Aha! I figured out why the chess board didn't start at the top of the page. I had used carriage returns inside of my table, and the BBCode processor doesn't seem to know where to put them in the resulting HTML, so it puts them in
front of the table. In this version, I removed all carriage returns, and the table starts where it should:
♜ | ♞ | ♝ | ♛ | ♚ | ♝ | ♞ | ♜ |
♟ | ♟ | ♟ | ♟ | ♟ | ♟ | ♟ | ♟ |
| | | | | | | |
| | | | | | | |
| | | | | | | |
| | | | | | | |
♙ | ♙ | ♙ | ♙ | ♙ | ♙ | ♙ | ♙ |
♖ | ♘ | ♗ | ♕ | ♔ | ♗ | ♘ | ♖ |
In retrospect it makes some sense.
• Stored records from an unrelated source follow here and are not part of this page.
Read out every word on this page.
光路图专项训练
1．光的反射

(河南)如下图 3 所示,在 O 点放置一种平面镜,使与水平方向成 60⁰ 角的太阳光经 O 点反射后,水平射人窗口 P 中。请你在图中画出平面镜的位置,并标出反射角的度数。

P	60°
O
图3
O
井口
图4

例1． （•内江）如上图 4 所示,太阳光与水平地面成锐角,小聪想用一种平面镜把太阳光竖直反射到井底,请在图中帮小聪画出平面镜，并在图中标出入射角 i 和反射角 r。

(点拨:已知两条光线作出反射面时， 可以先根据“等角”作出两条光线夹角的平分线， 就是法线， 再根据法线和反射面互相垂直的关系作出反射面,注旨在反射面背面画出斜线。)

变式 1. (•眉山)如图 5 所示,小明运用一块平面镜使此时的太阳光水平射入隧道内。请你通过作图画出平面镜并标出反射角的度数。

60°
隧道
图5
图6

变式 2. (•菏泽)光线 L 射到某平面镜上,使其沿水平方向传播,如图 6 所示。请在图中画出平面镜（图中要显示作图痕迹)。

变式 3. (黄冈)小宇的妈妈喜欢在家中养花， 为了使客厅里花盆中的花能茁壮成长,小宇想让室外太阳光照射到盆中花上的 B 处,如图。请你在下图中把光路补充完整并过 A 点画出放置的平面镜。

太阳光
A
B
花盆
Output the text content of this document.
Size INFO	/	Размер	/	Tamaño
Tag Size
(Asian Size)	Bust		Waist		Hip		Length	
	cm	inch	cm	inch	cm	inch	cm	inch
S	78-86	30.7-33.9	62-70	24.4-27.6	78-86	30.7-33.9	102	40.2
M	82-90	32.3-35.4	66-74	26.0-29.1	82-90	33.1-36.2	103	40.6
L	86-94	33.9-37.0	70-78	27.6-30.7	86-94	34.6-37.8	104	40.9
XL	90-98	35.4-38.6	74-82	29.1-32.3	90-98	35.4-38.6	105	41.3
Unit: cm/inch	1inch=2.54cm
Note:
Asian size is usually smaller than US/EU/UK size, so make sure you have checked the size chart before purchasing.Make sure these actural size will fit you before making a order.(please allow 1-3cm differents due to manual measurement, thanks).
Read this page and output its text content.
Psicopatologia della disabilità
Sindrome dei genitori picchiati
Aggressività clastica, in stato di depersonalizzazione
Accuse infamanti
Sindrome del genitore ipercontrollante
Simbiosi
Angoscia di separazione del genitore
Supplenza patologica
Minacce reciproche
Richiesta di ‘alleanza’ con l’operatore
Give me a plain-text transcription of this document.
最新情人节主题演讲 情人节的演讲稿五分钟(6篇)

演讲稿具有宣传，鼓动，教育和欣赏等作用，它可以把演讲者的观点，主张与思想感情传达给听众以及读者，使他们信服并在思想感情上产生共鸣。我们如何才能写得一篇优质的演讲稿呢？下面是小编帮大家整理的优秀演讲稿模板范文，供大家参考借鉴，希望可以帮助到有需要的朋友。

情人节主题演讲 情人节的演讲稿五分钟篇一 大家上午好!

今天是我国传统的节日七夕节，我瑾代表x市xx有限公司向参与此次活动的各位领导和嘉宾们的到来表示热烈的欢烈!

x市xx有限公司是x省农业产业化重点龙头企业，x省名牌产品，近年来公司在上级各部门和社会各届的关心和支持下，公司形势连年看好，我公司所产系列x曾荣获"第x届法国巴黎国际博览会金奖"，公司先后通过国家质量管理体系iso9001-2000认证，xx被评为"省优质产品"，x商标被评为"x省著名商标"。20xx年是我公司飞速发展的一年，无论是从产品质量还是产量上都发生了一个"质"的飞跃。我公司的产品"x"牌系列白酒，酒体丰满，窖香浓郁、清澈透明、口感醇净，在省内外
In HTML, all white space (spaces, tabs, carriage returns, line feeds) is ignored. To force a new line in HTML, you have to use an explicit tag (like "br" or "p"). But BBCode is meant to be easier, and it lets you use regular new lines in your code to make new lines in the HTML. So while new lines in a table shouldn't have any effect on HTML, these new lines were appearing in the BBCode, and it tried to add the HTML breaks for each new line ... somewhere. I think it's a bug in the BBCode translator to put those newlines outside the table, but it may also be considered a "feature". Either way, the lesson is clear: don't use carriage returns or line feeds inside of a chess table!!